Estuvieron un rato conversando sobre sus vidas. Él le contó de sus estudios y sus planes de trabajar en la ciudad y ella le comentó las vivencias de su último año de escuela. En un momento de la charla se acercaron tanto que sus narices casi se tocaron. Un ligero escalofrío recorrió el cuerpo de Adrián. El deseo de besarla le inundó la mente. Él miró sus ojos y respiró casi suspirando, miró sus labios, exploró cada detalle de su rostro adolescente y volvió a respirar con un suspiro que le nubló la razón. Ella lo tomó de la mano y él le acarició el rostro. Sus cuerpos se inclinaron hasta que sus narices se rozaron nuevamente. Él cerró los ojos y buscó sus labios. Ella se dejó encontrar. En ese momento un beso tímido empezó a nacer. Los labios se iban explorando poco a poco, buscando descubrir el sabor de hasta su más recóndito rincón. La timidez inicial del beso pronto fue desapareciendo y en su lugar empezó a surgir uno con febril frenesí. Sus labios se movían en una armoniosa y frenética danza que los hacía volar al paraíso de los amores eternos. En un momento él se separó de ella sólo para mirarla y asegurarse de que no estaba soñando y nuevamente la volvió a besar con la misma pasión.
De la tarde sólo quedaba un tenue rastro, la noche empezaba a gobernar. Un silbido muy cercano se escuchó de pronto. El tren había llegado y ya no había tiempo para más. Adrián debía partir.

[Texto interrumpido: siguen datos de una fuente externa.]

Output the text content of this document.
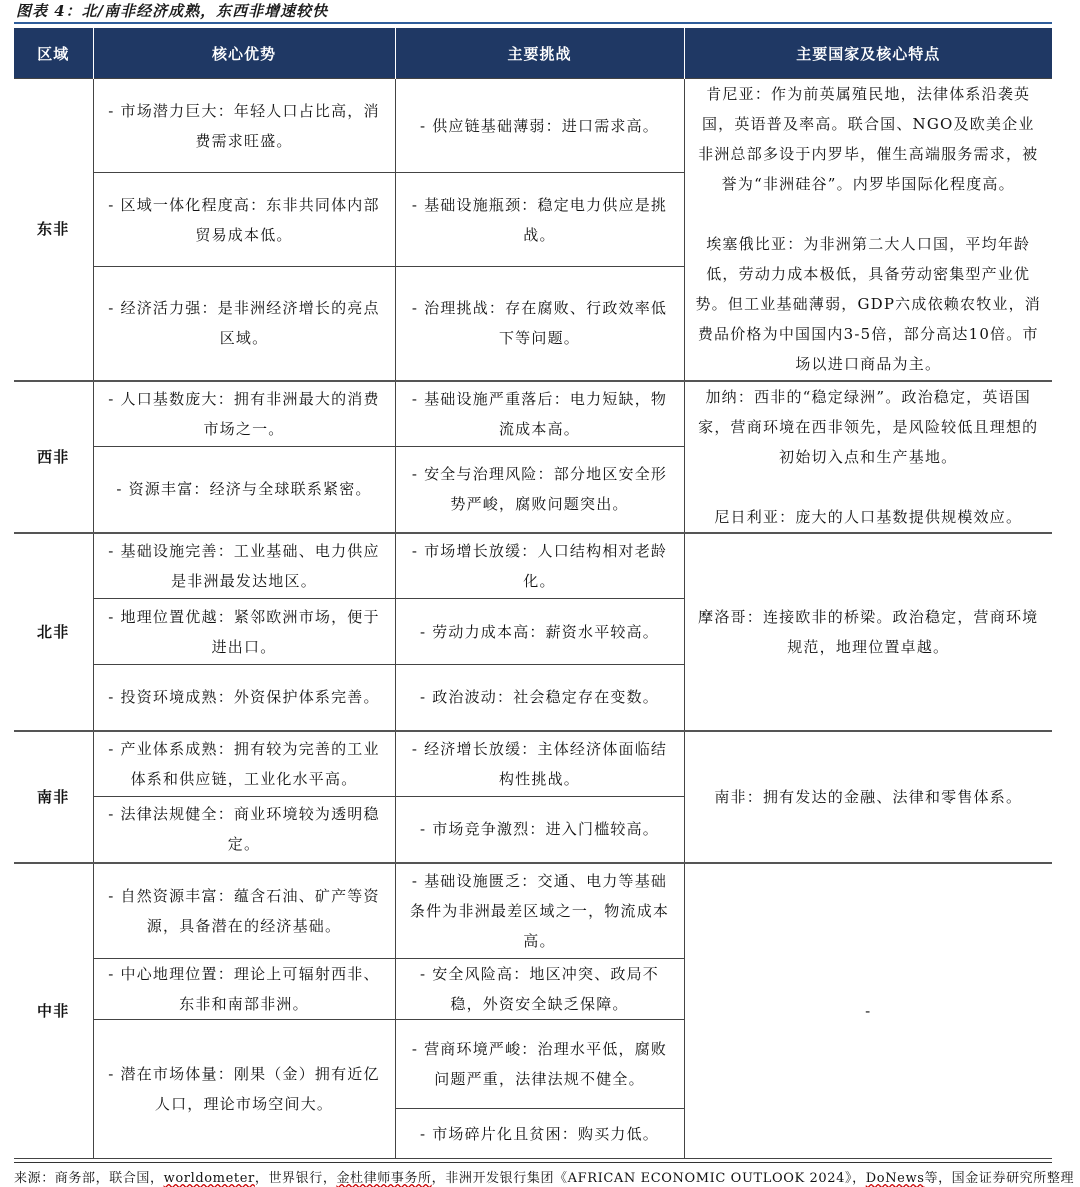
图表 4：北/南非经济成熟，东西非增速较快
区域	核心优势	主要挑战	主要国家及核心特点
东非	- 市场潜力巨大：年轻人口占比高，消费需求旺盛。	- 供应链基础薄弱：进口需求高。	肯尼亚：作为前英属殖民地，法律体系沿袭英国，英语普及率高。联合国、NGO及欧美企业非洲总部多设于内罗毕，催生高端服务需求，被誉为“非洲硅谷”。内罗毕国际化程度高。
埃塞俄比亚：为非洲第二大人口国，平均年龄低，劳动力成本极低，具备劳动密集型产业优势。但工业基础薄弱，GDP六成依赖农牧业，消费品价格为中国国内3-5倍，部分高达10倍。市场以进口商品为主。

	- 区域一体化程度高：东非共同体内部贸易成本低。	- 基础设施瓶颈：稳定电力供应是挑战。	
	- 经济活力强：是非洲经济增长的亮点区域。	- 治理挑战：存在腐败、行政效率低下等问题。	
西非	- 人口基数庞大：拥有非洲最大的消费市场之一。	- 基础设施严重落后：电力短缺，物流成本高。	加纳：西非的“稳定绿洲”。政治稳定，英语国家，营商环境在西非领先，是风险较低且理想的初始切入点和生产基地。
尼日利亚：庞大的人口基数提供规模效应。

	- 资源丰富：经济与全球联系紧密。	- 安全与治理风险：部分地区安全形势严峻，腐败问题突出。	
北非	- 基础设施完善：工业基础、电力供应是非洲最发达地区。	- 市场增长放缓：人口结构相对老龄化。	摩洛哥：连接欧非的桥梁。政治稳定，营商环境规范，地理位置卓越。

	- 地理位置优越：紧邻欧洲市场，便于进出口。	- 劳动力成本高：薪资水平较高。	
	- 投资环境成熟：外资保护体系完善。	- 政治波动：社会稳定存在变数。	
南非	- 产业体系成熟：拥有较为完善的工业体系和供应链，工业化水平高。	- 经济增长放缓：主体经济体面临结构性挑战。	南非：拥有发达的金融、法律和零售体系。

	- 法律法规健全：商业环境较为透明稳定。	- 市场竞争激烈：进入门槛较高。	
中非	- 自然资源丰富：蕴含石油、矿产等资源，具备潜在的经济基础。	- 基础设施匮乏：交通、电力等基础条件为非洲最差区域之一，物流成本高。	-

	- 中心地理位置：理论上可辐射西非、东非和南部非洲。	- 安全风险高：地区冲突、政局不稳，外资安全缺乏保障。	
	- 潜在市场体量：刚果（金）拥有近亿人口，理论市场空间大。	- 营商环境严峻：治理水平低，腐败问题严重，法律法规不健全。	
		- 市场碎片化且贫困：购买力低。	
来源：商务部，联合国，worldometer，世界银行，金杜律师事务所，非洲开发银行集团《AFRICAN ECONOMIC OUTLOOK 2024》，DoNews等，国金证券研究所整理
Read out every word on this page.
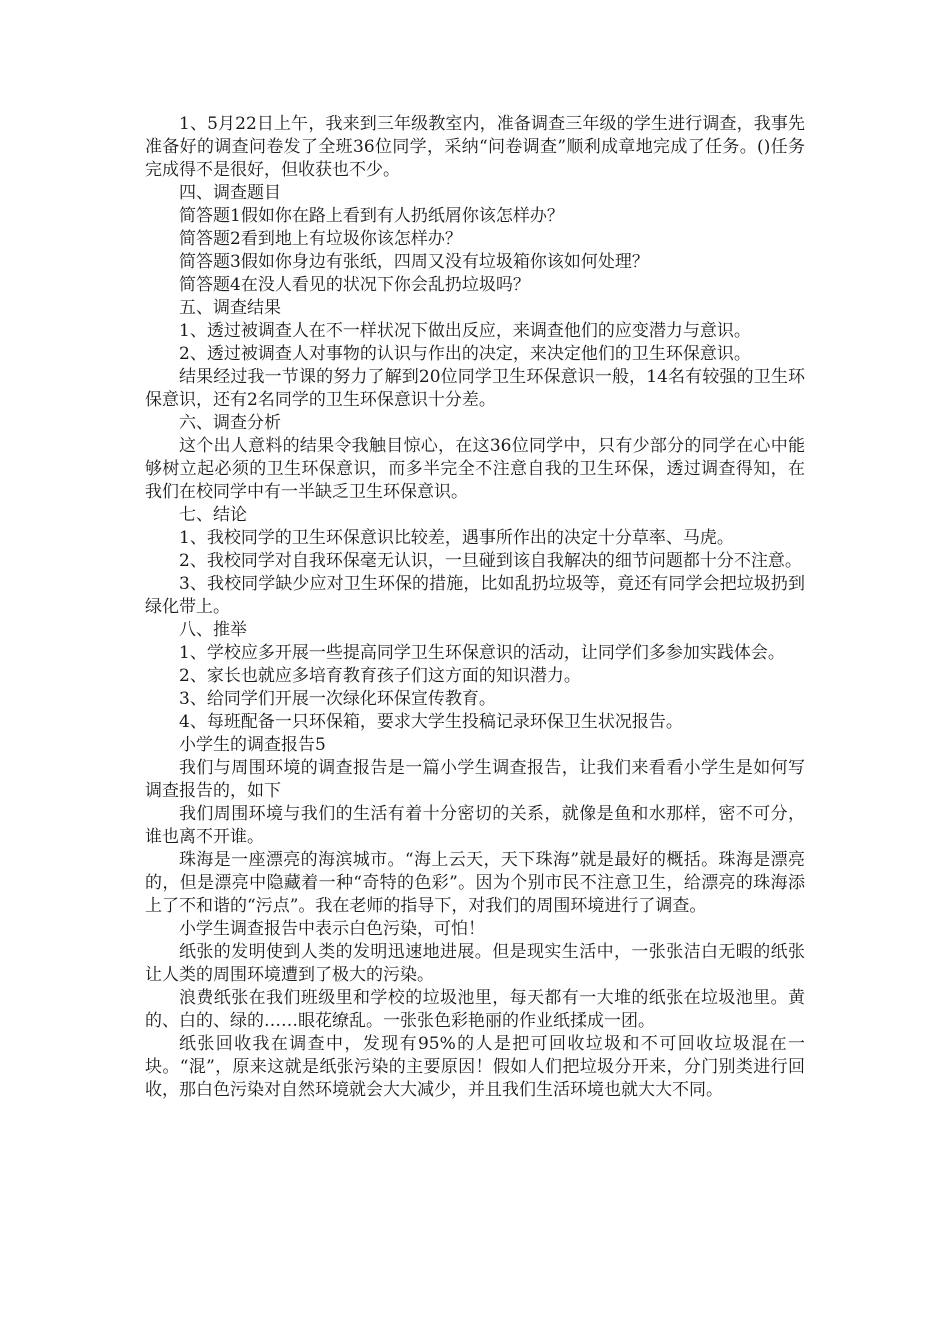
1、5月22日上午，我来到三年级教室内，准备调查三年级的学生进行调查，我事先准备好的调查问卷发了全班36位同学，采纳“问卷调查”顺利成章地完成了任务。()任务完成得不是很好，但收获也不少。

四、调查题目

简答题1假如你在路上看到有人扔纸屑你该怎样办？

简答题2看到地上有垃圾你该怎样办？

简答题3假如你身边有张纸，四周又没有垃圾箱你该如何处理？

简答题4在没人看见的状况下你会乱扔垃圾吗？

五、调查结果

1、透过被调查人在不一样状况下做出反应，来调查他们的应变潜力与意识。

2、透过被调查人对事物的认识与作出的决定，来决定他们的卫生环保意识。

结果经过我一节课的努力了解到20位同学卫生环保意识一般，14名有较强的卫生环保意识，还有2名同学的卫生环保意识十分差。

六、调查分析

这个出人意料的结果令我触目惊心，在这36位同学中，只有少部分的同学在心中能够树立起必须的卫生环保意识，而多半完全不注意自我的卫生环保，透过调查得知，在我们在校同学中有一半缺乏卫生环保意识。

七、结论

1、我校同学的卫生环保意识比较差，遇事所作出的决定十分草率、马虎。

2、我校同学对自我环保毫无认识，一旦碰到该自我解决的细节问题都十分不注意。

3、我校同学缺少应对卫生环保的措施，比如乱扔垃圾等，竟还有同学会把垃圾扔到绿化带上。

八、推举

1、学校应多开展一些提高同学卫生环保意识的活动，让同学们多参加实践体会。

2、家长也就应多培育教育孩子们这方面的知识潜力。

3、给同学们开展一次绿化环保宣传教育。

4、每班配备一只环保箱，要求大学生投稿记录环保卫生状况报告。

小学生的调查报告5

我们与周围环境的调查报告是一篇小学生调查报告，让我们来看看小学生是如何写调查报告的，如下

我们周围环境与我们的生活有着十分密切的关系，就像是鱼和水那样，密不可分，谁也离不开谁。

珠海是一座漂亮的海滨城市。“海上云天，天下珠海”就是最好的概括。珠海是漂亮的，但是漂亮中隐藏着一种“奇特的色彩”。因为个别市民不注意卫生，给漂亮的珠海添上了不和谐的“污点”。我在老师的指导下，对我们的周围环境进行了调查。

小学生调查报告中表示白色污染，可怕！

纸张的发明使到人类的发明迅速地进展。但是现实生活中，一张张洁白无暇的纸张让人类的周围环境遭到了极大的污染。

浪费纸张在我们班级里和学校的垃圾池里，每天都有一大堆的纸张在垃圾池里。黄的、白的、绿的……眼花缭乱。一张张色彩艳丽的作业纸揉成一团。

纸张回收我在调查中，发现有95%的人是把可回收垃圾和不可回收垃圾混在一块。“混”，原来这就是纸张污染的主要原因！假如人们把垃圾分开来，分门别类进行回收，那白色污染对自然环境就会大大减少，并且我们生活环境也就大大不同。
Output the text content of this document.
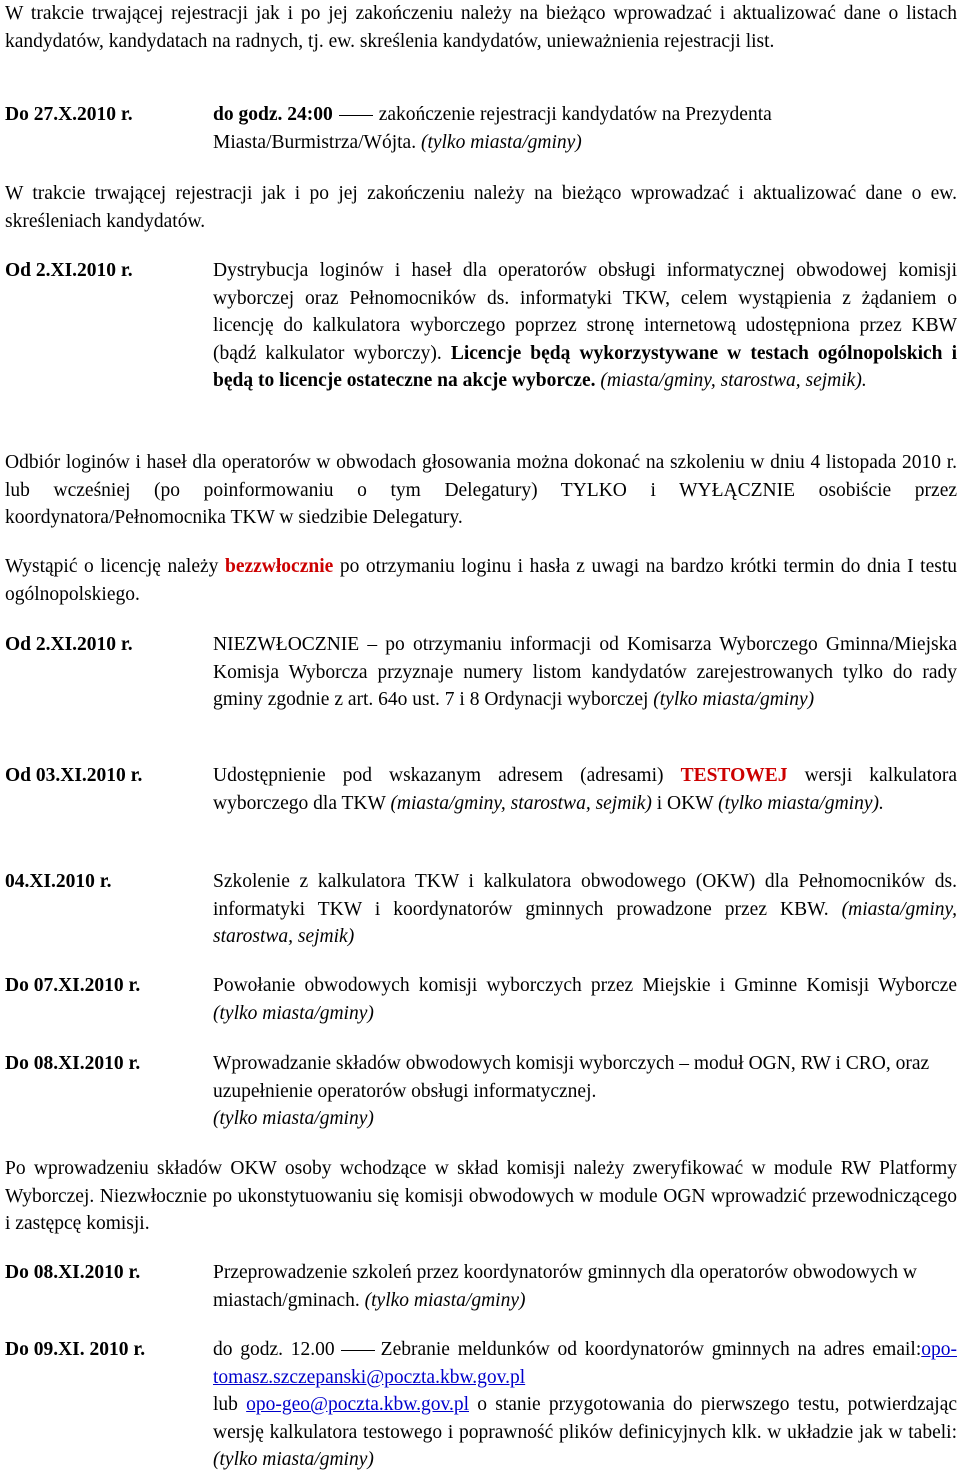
W trakcie trwającej rejestracji jak i po jej zakończeniu należy na bieżąco wprowadzać i aktualizować dane o listach kandydatów, kandydatach na radnych, tj. ew. skreślenia kandydatów, unieważnienia rejestracji list.
Do 27.X.2010 r.	do godz. 24:00 zakończenie rejestracji kandydatów na Prezydenta Miasta/Burmistrza/Wójta. (tylko miasta/gminy)
W trakcie trwającej rejestracji jak i po jej zakończeniu należy na bieżąco wprowadzać i aktualizować dane o ew. skreśleniach kandydatów.
Od 2.XI.2010 r.	Dystrybucja loginów i haseł dla operatorów obsługi informatycznej obwodowej komisji wyborczej oraz Pełnomocników ds. informatyki TKW, celem wystąpienia z żądaniem o licencję do kalkulatora wyborczego poprzez stronę internetową udostępniona przez KBW (bądź kalkulator wyborczy). Licencje będą wykorzystywane w testach ogólnopolskich i będą to licencje ostateczne na akcje wyborcze. (miasta/gminy, starostwa, sejmik).
Odbiór loginów i haseł dla operatorów w obwodach głosowania można dokonać na szkoleniu w dniu 4 listopada 2010 r. lub wcześniej (po poinformowaniu o tym Delegatury) TYLKO i WYŁĄCZNIE osobiście przez koordynatora/Pełnomocnika TKW w siedzibie Delegatury.
Wystąpić o licencję należy bezzwłocznie po otrzymaniu loginu i hasła z uwagi na bardzo krótki termin do dnia I testu ogólnopolskiego.
Od 2.XI.2010 r.	NIEZWŁOCZNIE – po otrzymaniu informacji od Komisarza Wyborczego Gminna/Miejska Komisja Wyborcza przyznaje numery listom kandydatów zarejestrowanych tylko do rady gminy zgodnie z art. 64o ust. 7 i 8 Ordynacji wyborczej (tylko miasta/gminy)
Od 03.XI.2010 r.	Udostępnienie pod wskazanym adresem (adresami) TESTOWEJ wersji kalkulatora wyborczego dla TKW (miasta/gminy, starostwa, sejmik) i OKW (tylko miasta/gminy).
04.XI.2010 r.	Szkolenie z kalkulatora TKW i kalkulatora obwodowego (OKW) dla Pełnomocników ds. informatyki TKW i koordynatorów gminnych prowadzone przez KBW. (miasta/gminy, starostwa, sejmik)
Do 07.XI.2010 r.	Powołanie obwodowych komisji wyborczych przez Miejskie i Gminne Komisji Wyborcze (tylko miasta/gminy)
Do 08.XI.2010 r.	Wprowadzanie składów obwodowych komisji wyborczych – moduł OGN, RW i CRO, oraz uzupełnienie operatorów obsługi informatycznej.
(tylko miasta/gminy)
Po wprowadzeniu składów OKW osoby wchodzące w skład komisji należy zweryfikować w module RW Platformy Wyborczej. Niezwłocznie po ukonstytuowaniu się komisji obwodowych w module OGN wprowadzić przewodniczącego i zastępcę komisji.
Do 08.XI.2010 r.	Przeprowadzenie szkoleń przez koordynatorów gminnych dla operatorów obwodowych w miastach/gminach. (tylko miasta/gminy)
Do 09.XI. 2010 r.	do godz. 12.00 Zebranie meldunków od koordynatorów gminnych na adres email:opo-tomasz.szczepanski@poczta.kbw.gov.pl
lub opo-geo@poczta.kbw.gov.pl o stanie przygotowania do pierwszego testu, potwierdzając wersję kalkulatora testowego i poprawność plików definicyjnych klk. w układzie jak w tabeli: (tylko miasta/gminy)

Es hora de irme, le dijo él sin dejar de besarla. Pero ella hizo como que no lo oyó. Puso sus brazos alrededor de su cuello y se aferró a él con delicada firmeza. Adrián volvió a repetir entre besos que tenía que irse, que el tren lo iba a dejar. Ella lo quiso retener pero finalmente cedió, sabía que tenía que dejarlo ir. Sabía también que quizás ya no lo volvería a ver más. Él ya no tendría motivo para regresar al pueblo pues su padre se iría en pocos días y ya no tendría más familia que visitar por esos lares. Ella también tendría que partir. Su familia se mudaría en pocas semanas a la capital. Su padre había conseguido un nuevo trabajo y ella quería estudiar la universidad allá. Sus caminos se habían bifurcado justo en el momento en que habían decidido dejar brotar ese amor que habían tenido guardado tanto tiempo. Adrián la miró por última vez con esa expresión de amor y ternura que se mezclaba con la tristeza de tener que dejar al amor de su vida. Le acarició las mejillas y le dio un beso final cerrando los ojos y tratando de preservar en su memoria ese momento, ese sentimiento, tratando de grabarse la textura de sus labios y el olor de su piel. El tren volvió a sonar su silbato. Adrián cogió su mochila y caminó hacia la puerta tomado de su mano. Te escribiré, le dijo, antes de soltarla y decirle adiós. Adrián avanzó presuroso hacia la estación que estaba a pocos metros de la casa. Mientras subía al vagón no dejaba de mirarla. Ella estaba allí en su puerta, mirándolo con esos ojos de ternura y despedida. El sol ya se había zambullido en el horizonte dejando una estela color rojo encendido en el cielo, como si el fuego de ese amor hubiera escapado hasta el firmamento tiñendo las nubes de intensidad. Los rieles empezaron a crujir y el tren empezó a alejarse. Adrián no despegó ni un segundo su vista de ella. Mayra le decía algo con los labios, pero él no pudo entender y sólo levantó la mano para decir adiós. El tren se fue alejando de la ciudad. Una pequeña silueta parada frente a una fachada amarilla fue lo último que vio de ella antes de que el tren volviera a perderse nuevamente en el desierto de dunas y estribaciones.